Theatrical rock superstar Meat Loaf, whose Bat Out of Hell is one of the bestselling albums of all time, has died at the age of 74. Reports say the singer and actor had recently fallen sick with COVID-19.
In an emotional statement posted to Facebook early Friday, the performer’s family said he was with his wife when he died and had said his final goodbyes to his two daughters in the past 24 hours. The star sold 100 million albums in his five-decade career and starred in movies including Fight Club, The Rocky Horror Picture Show, and Wayne’s World, and did a stint on Donald Trump’s Celebrity Apprentice reality-TV show.
“We know how much he meant to so many of you and we truly appreciate all of the love and support as we move through this time of grief in losing such an inspiring artist and beautiful man,” the family wrote in its announcement. “From his heart to your souls… don’t ever stop rocking!”
No cause of death was confirmed, but TMZ reported that Meat Loaf—whose real name was Marvin Lee Aday—died after falling “seriously ill” with COVID-19 in recent weeks. According to the site, he canceled a business meeting this week for a planned reality show named after his hit “I’d Do Anything for Love (but I Won’t Do That).”
Meat Loaf’s daughter Pearl Aday posted on Instagram on Jan. 7 that several of her friends and family had recently tested positive. “We are not sick, but we have too many friends and family testing positive right now, positive but doing ok,” she wrote. “Thank their respect for science that they’re all vaxxed, otherwise they’d be way worse.”
The singer’s vaccine status isn’t known, but TMZ reported that he had recently spoken out against planned vaccine mandates in Australia.
The Daily Beast reached out to his manager Michael Greene for comment on his cause of death.

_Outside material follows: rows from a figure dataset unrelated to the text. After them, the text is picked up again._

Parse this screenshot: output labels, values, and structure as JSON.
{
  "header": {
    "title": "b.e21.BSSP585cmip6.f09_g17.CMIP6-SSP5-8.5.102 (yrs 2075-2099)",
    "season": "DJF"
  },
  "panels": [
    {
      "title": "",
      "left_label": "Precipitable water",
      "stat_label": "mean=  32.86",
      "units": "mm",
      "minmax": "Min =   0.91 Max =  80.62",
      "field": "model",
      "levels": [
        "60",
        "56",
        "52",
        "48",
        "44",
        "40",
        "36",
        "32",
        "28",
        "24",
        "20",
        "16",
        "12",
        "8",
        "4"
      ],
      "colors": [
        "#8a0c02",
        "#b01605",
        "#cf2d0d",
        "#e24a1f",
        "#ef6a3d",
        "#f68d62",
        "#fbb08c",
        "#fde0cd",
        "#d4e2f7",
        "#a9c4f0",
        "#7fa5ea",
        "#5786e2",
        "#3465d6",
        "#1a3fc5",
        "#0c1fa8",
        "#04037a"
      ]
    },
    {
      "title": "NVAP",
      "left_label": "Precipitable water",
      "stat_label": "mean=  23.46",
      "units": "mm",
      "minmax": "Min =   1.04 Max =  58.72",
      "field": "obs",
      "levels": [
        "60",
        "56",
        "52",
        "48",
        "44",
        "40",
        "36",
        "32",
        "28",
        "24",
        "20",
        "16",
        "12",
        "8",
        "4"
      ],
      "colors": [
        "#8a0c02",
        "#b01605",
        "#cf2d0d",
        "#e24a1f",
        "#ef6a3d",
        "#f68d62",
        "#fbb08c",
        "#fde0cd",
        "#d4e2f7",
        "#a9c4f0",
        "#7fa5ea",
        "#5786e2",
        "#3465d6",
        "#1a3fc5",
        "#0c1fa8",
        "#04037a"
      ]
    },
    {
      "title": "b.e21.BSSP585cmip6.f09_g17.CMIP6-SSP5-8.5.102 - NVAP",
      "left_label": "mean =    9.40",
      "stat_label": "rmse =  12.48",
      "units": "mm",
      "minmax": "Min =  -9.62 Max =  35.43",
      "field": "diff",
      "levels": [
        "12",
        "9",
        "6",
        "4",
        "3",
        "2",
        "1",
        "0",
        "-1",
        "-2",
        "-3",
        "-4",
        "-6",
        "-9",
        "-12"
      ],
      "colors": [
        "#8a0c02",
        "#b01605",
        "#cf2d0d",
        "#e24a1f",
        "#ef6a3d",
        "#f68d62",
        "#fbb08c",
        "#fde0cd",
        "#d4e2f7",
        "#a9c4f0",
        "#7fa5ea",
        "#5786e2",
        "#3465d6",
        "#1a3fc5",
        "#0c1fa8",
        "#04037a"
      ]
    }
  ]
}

In May, he posted a clip of Eric Clapton’s anti-lockdown song “Stand and Deliver,” and, in what appears to be one of his last interviews, Meat Loaf appeared to be losing patience with pandemic measures.
Speaking to The Pittsburgh Post-Gazette in August last year, he told the interviewer “I hug people in the middle of COVID,” and said: “I understood stopping life for a little while, but they cannot continue to stop life because of politics. And right now they’re stopping because of politics.”

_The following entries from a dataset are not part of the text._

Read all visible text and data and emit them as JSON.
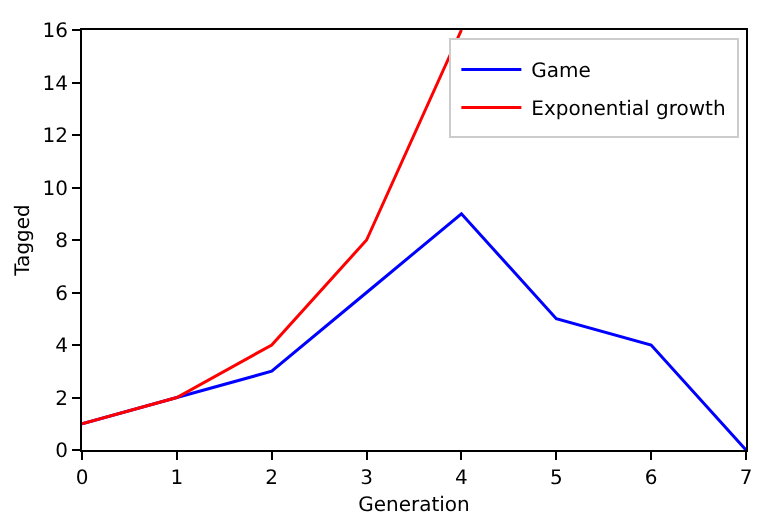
{
  "chart_data": {
    "type": "line",
    "xlabel": "Generation",
    "ylabel": "Tagged",
    "x": [
      0,
      1,
      2,
      3,
      4,
      5,
      6,
      7
    ],
    "series": [
      {
        "name": "Game",
        "color": "#0000ff",
        "values": [
          1,
          2,
          3,
          6,
          9,
          5,
          4,
          0
        ]
      },
      {
        "name": "Exponential growth",
        "color": "#ff0000",
        "x": [
          0,
          1,
          2,
          3,
          4
        ],
        "values": [
          1,
          2,
          4,
          8,
          16
        ]
      }
    ],
    "xlim": [
      0,
      7
    ],
    "xticks": [
      0,
      1,
      2,
      3,
      4,
      5,
      6,
      7
    ],
    "ylim": [
      0,
      16
    ],
    "yticks": [
      0,
      2,
      4,
      6,
      8,
      10,
      12,
      14,
      16
    ],
    "legend": "top right",
    "marker": "none",
    "line_style": "solid"
  }
}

The singer went on to complain about being asked to wear a mask on a plane, stating that he didn’t believe paper masks were as good at N95s at stopping the coronavirus from spreading. “We had to go on the airplane with the paper masks and then on the way back, we got a Nazi: ‘Get your mask on now!’ They’re power-mad now,” he told the paper.
After the interviewer replied, “Oh, God. We’re being controlled by everybody,” the singer responded ominously, “Yeah, I know. But not me. If I die, I die, but I’m not going to be controlled.”